34. The method of claim 33, further comprising displaying an image of the topology of the lumen.
35. The method of claim 34, wherein the temperature of the lumen is mapped onto the image of the topology of the lumen.
36. The method of claim 25, further comprising treating a portion of the lumen based on the relative temperatures.
37. A method of fabricating a catheter, comprising:
providing an elongated, tubular member having a distal end and a proximal end; and
inserting a transducer into the distal end of the elongated member, the transducer when located within a lumen of a living being is adapted to receive a thermally generated acoustic wave from a portion of the lumen and output a signal based on the intensity of the thermally generated acoustic wave.
38. The method of claim 37, further comprising coupling the transducer with a drive shaft and a signal line prior to inserting the transducer into the elongated member, wherein the drive shaft and the signal line extend proximately from the transducer along a center axis of the elongated member.

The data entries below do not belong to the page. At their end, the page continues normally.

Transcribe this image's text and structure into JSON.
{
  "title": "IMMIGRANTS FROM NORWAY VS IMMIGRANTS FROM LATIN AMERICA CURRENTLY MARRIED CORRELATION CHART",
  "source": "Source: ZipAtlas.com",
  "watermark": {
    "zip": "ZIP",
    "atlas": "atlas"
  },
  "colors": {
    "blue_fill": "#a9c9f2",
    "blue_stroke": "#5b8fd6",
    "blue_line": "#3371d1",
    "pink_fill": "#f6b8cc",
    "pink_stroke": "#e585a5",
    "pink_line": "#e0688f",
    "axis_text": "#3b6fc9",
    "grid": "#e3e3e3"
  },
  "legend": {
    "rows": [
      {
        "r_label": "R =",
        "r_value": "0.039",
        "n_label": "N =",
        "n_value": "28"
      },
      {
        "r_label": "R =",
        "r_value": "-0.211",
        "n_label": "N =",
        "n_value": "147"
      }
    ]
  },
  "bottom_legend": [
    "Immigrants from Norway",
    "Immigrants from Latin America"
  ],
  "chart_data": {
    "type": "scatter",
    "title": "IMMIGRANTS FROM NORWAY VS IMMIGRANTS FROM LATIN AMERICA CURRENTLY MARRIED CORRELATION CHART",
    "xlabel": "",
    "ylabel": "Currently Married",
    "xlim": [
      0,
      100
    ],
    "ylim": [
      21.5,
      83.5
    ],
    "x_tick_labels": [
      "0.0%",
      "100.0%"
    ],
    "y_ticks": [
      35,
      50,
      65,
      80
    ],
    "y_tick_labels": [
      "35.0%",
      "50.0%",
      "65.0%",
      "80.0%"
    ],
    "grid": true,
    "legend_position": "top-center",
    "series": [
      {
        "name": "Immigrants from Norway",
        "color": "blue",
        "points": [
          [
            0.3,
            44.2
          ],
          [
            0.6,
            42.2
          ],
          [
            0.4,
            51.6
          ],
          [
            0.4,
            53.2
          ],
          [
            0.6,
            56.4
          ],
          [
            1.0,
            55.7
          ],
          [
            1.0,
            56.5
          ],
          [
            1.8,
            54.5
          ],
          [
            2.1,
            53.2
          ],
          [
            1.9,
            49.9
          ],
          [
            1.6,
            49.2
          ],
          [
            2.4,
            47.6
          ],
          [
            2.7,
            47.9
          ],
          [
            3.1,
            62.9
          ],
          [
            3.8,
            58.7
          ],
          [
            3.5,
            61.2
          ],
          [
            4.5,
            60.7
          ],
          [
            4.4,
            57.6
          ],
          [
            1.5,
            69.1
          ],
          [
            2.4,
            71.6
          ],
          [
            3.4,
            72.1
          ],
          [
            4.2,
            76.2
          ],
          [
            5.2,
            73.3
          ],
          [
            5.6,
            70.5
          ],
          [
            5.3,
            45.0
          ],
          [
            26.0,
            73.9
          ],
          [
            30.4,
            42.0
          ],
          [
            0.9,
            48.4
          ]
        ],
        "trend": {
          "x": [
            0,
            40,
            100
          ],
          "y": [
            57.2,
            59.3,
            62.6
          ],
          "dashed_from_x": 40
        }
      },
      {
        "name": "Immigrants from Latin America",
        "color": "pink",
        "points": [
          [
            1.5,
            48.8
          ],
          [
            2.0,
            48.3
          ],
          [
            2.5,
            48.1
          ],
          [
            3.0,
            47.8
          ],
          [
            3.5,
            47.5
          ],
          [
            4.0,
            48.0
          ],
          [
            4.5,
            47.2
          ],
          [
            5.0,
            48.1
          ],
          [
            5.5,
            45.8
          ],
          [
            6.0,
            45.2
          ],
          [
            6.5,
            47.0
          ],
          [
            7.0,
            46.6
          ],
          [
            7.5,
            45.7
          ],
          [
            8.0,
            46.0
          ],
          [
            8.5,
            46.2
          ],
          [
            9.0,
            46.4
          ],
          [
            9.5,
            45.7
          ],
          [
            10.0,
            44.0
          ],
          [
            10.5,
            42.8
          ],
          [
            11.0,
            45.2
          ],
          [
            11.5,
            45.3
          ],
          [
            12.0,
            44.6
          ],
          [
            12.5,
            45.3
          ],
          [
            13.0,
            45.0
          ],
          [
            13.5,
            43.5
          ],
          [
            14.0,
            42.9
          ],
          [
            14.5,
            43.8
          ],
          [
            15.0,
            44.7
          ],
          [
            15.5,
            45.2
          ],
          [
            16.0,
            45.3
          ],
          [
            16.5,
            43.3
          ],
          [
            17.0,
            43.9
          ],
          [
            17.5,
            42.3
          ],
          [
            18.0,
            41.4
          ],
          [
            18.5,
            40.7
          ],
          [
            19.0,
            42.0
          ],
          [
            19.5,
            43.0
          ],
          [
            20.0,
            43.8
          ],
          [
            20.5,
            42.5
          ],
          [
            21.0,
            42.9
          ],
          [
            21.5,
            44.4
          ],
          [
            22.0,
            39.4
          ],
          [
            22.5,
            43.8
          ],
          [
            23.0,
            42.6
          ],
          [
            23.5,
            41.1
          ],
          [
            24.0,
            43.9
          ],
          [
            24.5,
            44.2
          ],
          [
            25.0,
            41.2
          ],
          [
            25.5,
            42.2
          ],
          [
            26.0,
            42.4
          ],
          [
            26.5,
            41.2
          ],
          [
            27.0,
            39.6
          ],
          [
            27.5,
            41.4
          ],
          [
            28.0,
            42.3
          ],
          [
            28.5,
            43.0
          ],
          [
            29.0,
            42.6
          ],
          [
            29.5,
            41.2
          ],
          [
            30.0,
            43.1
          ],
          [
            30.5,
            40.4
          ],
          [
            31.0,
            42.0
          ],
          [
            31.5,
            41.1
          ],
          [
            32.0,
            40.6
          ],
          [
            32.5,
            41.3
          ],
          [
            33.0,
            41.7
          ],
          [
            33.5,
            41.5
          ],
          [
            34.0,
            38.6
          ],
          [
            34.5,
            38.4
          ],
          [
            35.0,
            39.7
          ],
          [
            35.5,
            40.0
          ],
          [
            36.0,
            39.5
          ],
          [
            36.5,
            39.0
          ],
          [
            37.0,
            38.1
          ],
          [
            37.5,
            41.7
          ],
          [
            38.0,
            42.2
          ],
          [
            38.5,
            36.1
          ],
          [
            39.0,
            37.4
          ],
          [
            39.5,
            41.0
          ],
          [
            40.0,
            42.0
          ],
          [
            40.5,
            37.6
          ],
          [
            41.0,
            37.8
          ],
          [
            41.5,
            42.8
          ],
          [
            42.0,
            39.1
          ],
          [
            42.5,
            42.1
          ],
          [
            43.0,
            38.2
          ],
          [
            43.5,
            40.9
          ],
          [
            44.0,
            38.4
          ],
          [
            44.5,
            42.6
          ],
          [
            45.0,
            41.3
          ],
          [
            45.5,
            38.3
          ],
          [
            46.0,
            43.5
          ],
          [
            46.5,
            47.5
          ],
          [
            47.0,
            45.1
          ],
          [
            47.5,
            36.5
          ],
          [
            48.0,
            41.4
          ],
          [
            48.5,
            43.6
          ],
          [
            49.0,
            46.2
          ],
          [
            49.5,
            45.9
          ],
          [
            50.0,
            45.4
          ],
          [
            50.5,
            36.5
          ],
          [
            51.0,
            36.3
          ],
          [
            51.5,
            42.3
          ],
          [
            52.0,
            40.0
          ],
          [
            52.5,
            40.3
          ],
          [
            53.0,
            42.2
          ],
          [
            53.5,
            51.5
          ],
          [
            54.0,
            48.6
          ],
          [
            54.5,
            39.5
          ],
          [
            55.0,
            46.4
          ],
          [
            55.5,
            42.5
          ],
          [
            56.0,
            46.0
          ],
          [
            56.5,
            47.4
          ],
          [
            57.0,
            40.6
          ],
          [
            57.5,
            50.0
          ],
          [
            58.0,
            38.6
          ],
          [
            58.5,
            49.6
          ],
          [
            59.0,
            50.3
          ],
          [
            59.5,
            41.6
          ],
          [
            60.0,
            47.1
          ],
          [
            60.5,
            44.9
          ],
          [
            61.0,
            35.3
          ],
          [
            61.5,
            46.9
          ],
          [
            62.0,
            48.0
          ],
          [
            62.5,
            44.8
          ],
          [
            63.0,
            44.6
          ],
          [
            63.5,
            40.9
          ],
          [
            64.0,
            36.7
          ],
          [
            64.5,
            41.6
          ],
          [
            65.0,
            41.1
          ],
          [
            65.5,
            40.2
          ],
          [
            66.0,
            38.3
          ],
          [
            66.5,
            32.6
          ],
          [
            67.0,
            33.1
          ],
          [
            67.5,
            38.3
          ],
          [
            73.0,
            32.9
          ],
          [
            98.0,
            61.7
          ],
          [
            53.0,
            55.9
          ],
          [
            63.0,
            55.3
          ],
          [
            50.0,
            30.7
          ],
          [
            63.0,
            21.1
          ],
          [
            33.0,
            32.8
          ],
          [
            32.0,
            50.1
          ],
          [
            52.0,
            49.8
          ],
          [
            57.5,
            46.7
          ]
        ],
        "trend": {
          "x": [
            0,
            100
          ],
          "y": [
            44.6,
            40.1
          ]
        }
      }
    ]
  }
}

39. The method of claim 38, further comprising:
coupling the drive shaft with a control system configured to rotate the transducer; and
coupling the signal line with an imaging system configured to determine the temperature of a portion of the lumen based upon the output signal generated by the transducer.
40. A method of generating an intraluminal image, comprising:
positioning an acoustic transducer within a lumen of a living being;
generating an image of the lumen based upon an energy source from within the transducer; and
generating a temperature map and displaying with the image so that both morphological and thermometric properties of the lumen are displayed.